Using Altman Z-Score Models for Predicting Financial Distress for Companies – The Case of Egypt panel data analysis

Document Type : Original Article

Author

Accounting School of Business Administration Ahram Canadian University Giza, Egypt

Abstract

This study seeks to identify the impact of applying Altman Z-Score models on the quality of financial distress predictability in the Egyptian registered non-financial institutions. The deductive research approach is used. A sample of 44 institutions is selected from the EGX 70 index during 2016-2020, that is corresponding to 220 firm year observations. The study is a panel data analysis. The selected study sample is characterized by continuation of operations, complete data, and currency recorded in Egyptian pound. The test tools used to forecast financial distress were the original Altman Z-Score model (1968) and the modified Altman Z-Score model (1993).  The dependent variable is the firm financial distress represented by the sum of Z-Score. The independent variables are the ratios that are applied to the Altman Z-Score models. The logistic regression analysis was applied to examine the influence of the ratios used in the models. These ratios are net working capital/total assets NWC/TA, retained earnings/total assets RE/TA, earnings before interest and tax/total assets EBIT/TA, book value of equity/total liabilities BVE/TL, sales/total assets S/TA. The SPSS program was used. Findings indicate that applying Altman Z-Score models have a significant impact on the quality of financial distress predictability.

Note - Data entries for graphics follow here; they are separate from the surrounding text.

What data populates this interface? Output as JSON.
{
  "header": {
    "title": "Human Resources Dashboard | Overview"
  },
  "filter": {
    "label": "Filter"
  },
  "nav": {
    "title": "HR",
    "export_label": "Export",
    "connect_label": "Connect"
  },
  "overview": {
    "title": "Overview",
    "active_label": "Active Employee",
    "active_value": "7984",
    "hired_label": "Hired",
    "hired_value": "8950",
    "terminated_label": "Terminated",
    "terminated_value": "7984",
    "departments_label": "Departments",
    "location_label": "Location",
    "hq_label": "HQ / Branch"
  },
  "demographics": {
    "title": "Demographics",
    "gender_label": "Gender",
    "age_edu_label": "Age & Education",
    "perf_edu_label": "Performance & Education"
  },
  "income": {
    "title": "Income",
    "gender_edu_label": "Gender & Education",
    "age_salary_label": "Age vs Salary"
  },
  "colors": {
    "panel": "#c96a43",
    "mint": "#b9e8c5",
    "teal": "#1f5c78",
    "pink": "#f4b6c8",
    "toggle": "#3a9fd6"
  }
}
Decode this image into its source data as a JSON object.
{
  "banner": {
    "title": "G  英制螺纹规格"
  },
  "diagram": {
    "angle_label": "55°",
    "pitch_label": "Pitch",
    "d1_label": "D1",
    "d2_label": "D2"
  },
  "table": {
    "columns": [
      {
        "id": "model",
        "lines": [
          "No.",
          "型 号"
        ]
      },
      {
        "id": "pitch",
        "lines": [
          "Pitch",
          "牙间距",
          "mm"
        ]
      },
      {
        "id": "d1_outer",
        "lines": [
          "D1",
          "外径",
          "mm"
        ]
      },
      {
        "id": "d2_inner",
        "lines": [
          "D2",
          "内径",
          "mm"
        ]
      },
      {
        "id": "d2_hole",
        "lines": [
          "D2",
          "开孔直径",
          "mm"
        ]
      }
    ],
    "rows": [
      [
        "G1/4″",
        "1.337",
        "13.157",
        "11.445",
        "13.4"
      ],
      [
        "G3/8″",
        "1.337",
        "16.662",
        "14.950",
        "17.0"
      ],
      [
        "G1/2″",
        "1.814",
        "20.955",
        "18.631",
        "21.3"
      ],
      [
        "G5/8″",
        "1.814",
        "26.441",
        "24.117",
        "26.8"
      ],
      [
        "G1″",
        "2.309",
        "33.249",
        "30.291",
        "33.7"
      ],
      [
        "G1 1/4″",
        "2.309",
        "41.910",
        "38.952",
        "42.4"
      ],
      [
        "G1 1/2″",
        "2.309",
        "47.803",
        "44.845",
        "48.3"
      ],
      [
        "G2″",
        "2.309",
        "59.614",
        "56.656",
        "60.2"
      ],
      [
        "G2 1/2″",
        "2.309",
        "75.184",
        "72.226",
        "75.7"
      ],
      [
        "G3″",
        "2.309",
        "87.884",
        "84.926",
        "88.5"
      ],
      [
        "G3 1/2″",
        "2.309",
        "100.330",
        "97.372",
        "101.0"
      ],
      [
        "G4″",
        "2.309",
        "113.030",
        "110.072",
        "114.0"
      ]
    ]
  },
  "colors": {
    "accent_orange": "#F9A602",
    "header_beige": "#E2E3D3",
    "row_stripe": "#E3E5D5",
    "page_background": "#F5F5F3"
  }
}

Findings also indicate that the modified Altman Z-score (1993) model presents better results than the Altman Z-Score (1968) model for the prediction of the future financial distress of firms and the probable causes that might influence investor decisions and firm financial performance. The results of this study are expected to be beneficiary to external stakeholders like investors and regulatory bodies as well as to internal stakeholders like employees and managers.